ISRAELI-PALESTINIAN CONFLICT
I hadn’t known too much about the Israeli-Palestinian conflict myself, but I decided to teach a design studio about the conflict back in 2013, prompted by yet another bout of fighting between Israelis and Palestinians. The beauty of teaching in design was that I could frame a question in direct engagement with urgent issues of our time and lead students through the process of investigating the question and look for a solution together, without me having figured out all the answers and delivering the answers to them.
Upon researching into the conflict, my students found out that it was the Palestinians who were oppressed by the Israelis. Access to the basic resources such as food, water or electricity in Palestinian settlements as well as physical movements in and out of the settlements were being strictly controlled and restricted by the Israelis. Palestinians were considered ‘second class citizens’ by the Israelis and were treated as such.
Essentially, the Palestinians existed at mercy of the Israelis.
My students shook their head in disbelief: HOW can you oppress others, when you have been oppressed yourself?
Ten years later, when the Gaza War broke out in 2023, with no apparent progress in between, I could not help but recall my students’ disbelief in the paradox of oppressing others when you have been oppressed yourself.
Psychologists talk about how those who have been bullied as children will become bullies themselves when they grow up. Why? Because they will seek out the power they didn’t feel inside themselves through a false sense of power over others — through domination, control and subjugation.
Unless you felt your own intrinsic power, you could only be one of two things: either the bully or the bullied, the oppressor or the oppressed, on top or at bottom — perpetuating the cycle of domination and subjugation.
Now Israel had become the bully, historically having been bullied themselves.
The West turning a blind eye toward this injustice, being in unconditional support of Israel as a historical victim no matter what, has enabled Israel to continue its maltreatment of Palestinians until now. Shutting down any criticism of Israel for its violation of human rights as ‘anti-semitism’ would be a false accusation of anti-semitism.
Despite suppression of pro-Palestinian protests around the world, what the Gaza War 2023 did was to bring the Palestinian voice to the fore, which had been silenced under the unconditional support of Israel.
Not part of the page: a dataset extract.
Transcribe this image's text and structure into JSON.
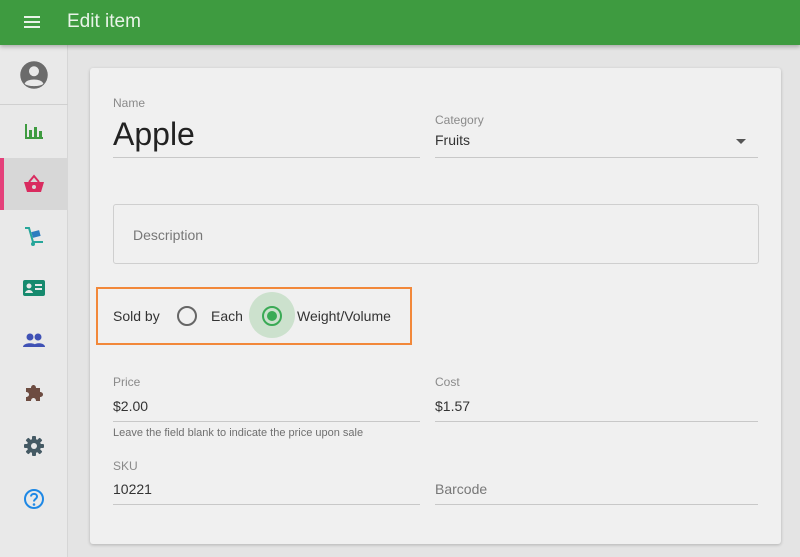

Being ‘pro-Palestinian’ didn’t mean that you were ‘pro-Hamas’ — a terrorist organization that seeks to eradicate the State of Israel — nor was it justifying their violence.
It meant that you were standing up against injustice — the system of oppression itself. If anyone used the ‘pro-Palestinian’ stance as the opportunity to express their blind hate against all Jews and the denial of Israel’s right to exist, it only spoiled the opportunity to address the real issue: the oppression of Palestinians.
At the same time, to attribute what Israelis were doing to Palestinians as something specific to the inherent nature of Jews would amount to anti-semitism. The dynamics between Israelis and Palestinians was the dynamics of power that was going on all over the world — from personal relationships in people’s homes, the relationship between neighboring nations to the geo-political relationship between the ‘West’ and the rest.
But the polarization between pro-Israeli and pro-Palestinian camps on US university campuses missed the opportunity to unite on the humanity’s fight for justice: One could condemn the Hamas and its killing of innocent civilians AND stand up for the Palestinian right at the same time — not only against the system of oppression in the way Palestinians were being treated, but also the way the Israeli government was retaliating by killing millions of Palestinian civilians — because both were fighting for the same thing: justice for humanity.
Rather than turning a blind eye to injustice, exposing injustice and standing up for justice would be a step forward in the humanity’s fight for justice.
But it won’t be enough, as the ‘symptoms’ of hierarchy — the dynamics of power — would go on unless we intervened at the source of the problem, which was not feeling one’s intrinsic power from within oneself. So the solution to the Israeli-Palestinian conflict that would get at the root of the problem would be to empower both Israelis and Palestinians with the tools to connect with their true source of power and feel their intrinsic power from within themselves.
Connection to their intrinsic power would also allow dis-identification from deriving one’s sense of self and worth from either being an Israeli or a Palestinian, a Jew or an Arab — the source of division — and be able to transcend these categories and meet on the human level — see each other as humans beyond these categories. Transcending these categories would only be possible when one has found oneself beyond these categories.
And that’s what the rest of the world could also do while watching this conflict: rather than being busy taking sides, which would only fuel more polarization, we could work on exposing and standing up against injustice united in a humanity’s fight for justice, we can empower ourselves as well as others with the tools to connect with our true source of power.